Mixed finite element formulation for laminated composite beams incorporating transverse stretching effect

This study presents a two-node C⁰-continuous mixed finite element formulation for the static flexural analysis of laminated composite beams within a quasi- three dimensional (3D) higher-order beam theory incorporating transverse shear and transverse normal deformation effects. The formulation is derived from the Hellinger-Reissner variational principle, in which displacement variables and generalised stress resultants are treated as independent nodal unknowns. The novelty of the proposed approach lies in combining transverse-stretching higher-order beam kinematics with a compact mixed finite element implementation that enables the direct nodal recovery of axial force, bending moment, higher-order bending moment, transverse shear resultant and transverse normal resultant. Unlike purely displacement-based formulations, the present approach evaluates strain measures through the sectional compliance relation and reduces the need for derivative-based stress-resultant recovery in post-processing.

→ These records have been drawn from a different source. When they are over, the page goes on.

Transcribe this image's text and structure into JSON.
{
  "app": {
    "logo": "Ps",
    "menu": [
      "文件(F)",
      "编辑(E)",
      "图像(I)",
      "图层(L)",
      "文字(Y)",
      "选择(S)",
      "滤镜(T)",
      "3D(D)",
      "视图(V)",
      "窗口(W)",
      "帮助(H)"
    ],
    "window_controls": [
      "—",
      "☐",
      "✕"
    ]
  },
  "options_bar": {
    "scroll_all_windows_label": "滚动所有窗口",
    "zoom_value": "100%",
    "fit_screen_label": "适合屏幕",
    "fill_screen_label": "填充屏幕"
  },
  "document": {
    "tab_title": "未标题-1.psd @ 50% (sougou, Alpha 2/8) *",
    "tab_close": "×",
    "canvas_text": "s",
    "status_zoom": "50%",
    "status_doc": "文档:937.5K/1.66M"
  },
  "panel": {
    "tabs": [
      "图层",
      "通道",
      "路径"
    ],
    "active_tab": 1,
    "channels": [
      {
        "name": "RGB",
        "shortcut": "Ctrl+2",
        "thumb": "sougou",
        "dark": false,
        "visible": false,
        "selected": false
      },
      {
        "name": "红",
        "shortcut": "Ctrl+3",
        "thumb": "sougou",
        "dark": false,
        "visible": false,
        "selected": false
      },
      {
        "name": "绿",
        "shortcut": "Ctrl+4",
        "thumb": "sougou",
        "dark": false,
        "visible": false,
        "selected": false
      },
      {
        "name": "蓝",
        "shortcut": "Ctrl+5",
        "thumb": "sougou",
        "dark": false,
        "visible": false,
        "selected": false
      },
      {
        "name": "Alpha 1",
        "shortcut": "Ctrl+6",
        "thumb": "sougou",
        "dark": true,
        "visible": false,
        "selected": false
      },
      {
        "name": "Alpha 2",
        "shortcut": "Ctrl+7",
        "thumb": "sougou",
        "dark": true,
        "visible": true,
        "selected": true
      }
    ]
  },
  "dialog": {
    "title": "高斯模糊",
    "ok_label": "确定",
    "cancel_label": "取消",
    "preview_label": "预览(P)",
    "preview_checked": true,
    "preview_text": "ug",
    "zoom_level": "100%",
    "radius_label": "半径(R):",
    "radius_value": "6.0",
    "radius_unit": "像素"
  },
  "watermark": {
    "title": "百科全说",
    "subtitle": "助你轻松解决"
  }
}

Transverse shear and normal deformations are represented through distinct shear functions, and the kinematic description uses two deflection-related terms with one axial displacement and one sectional rotation. The governing equations are obtained from the principle of virtual work in conjunction with the Hellinger-Reissner framework, so that displacement and stress-resultant fields are treated as independent nodal unknowns. This treatment enables direct recovery of strain components and through-thickness axial stresses without ad hoc post-processing or shear-correction factors. The convergence results show that the formulation preserves its accuracy for both thick and slender laminated beams, without the artificial stiffness increase typically associated with shear-locking-prone displacement-based elements. Parametric studies illustrate the influence of lamination angles, modulus ratios, and foundation stiffness on deflection and stress distributions. In general, the proposed method provides an easy-to-implement tool for the precise analysis of static bending of laminated composite beams.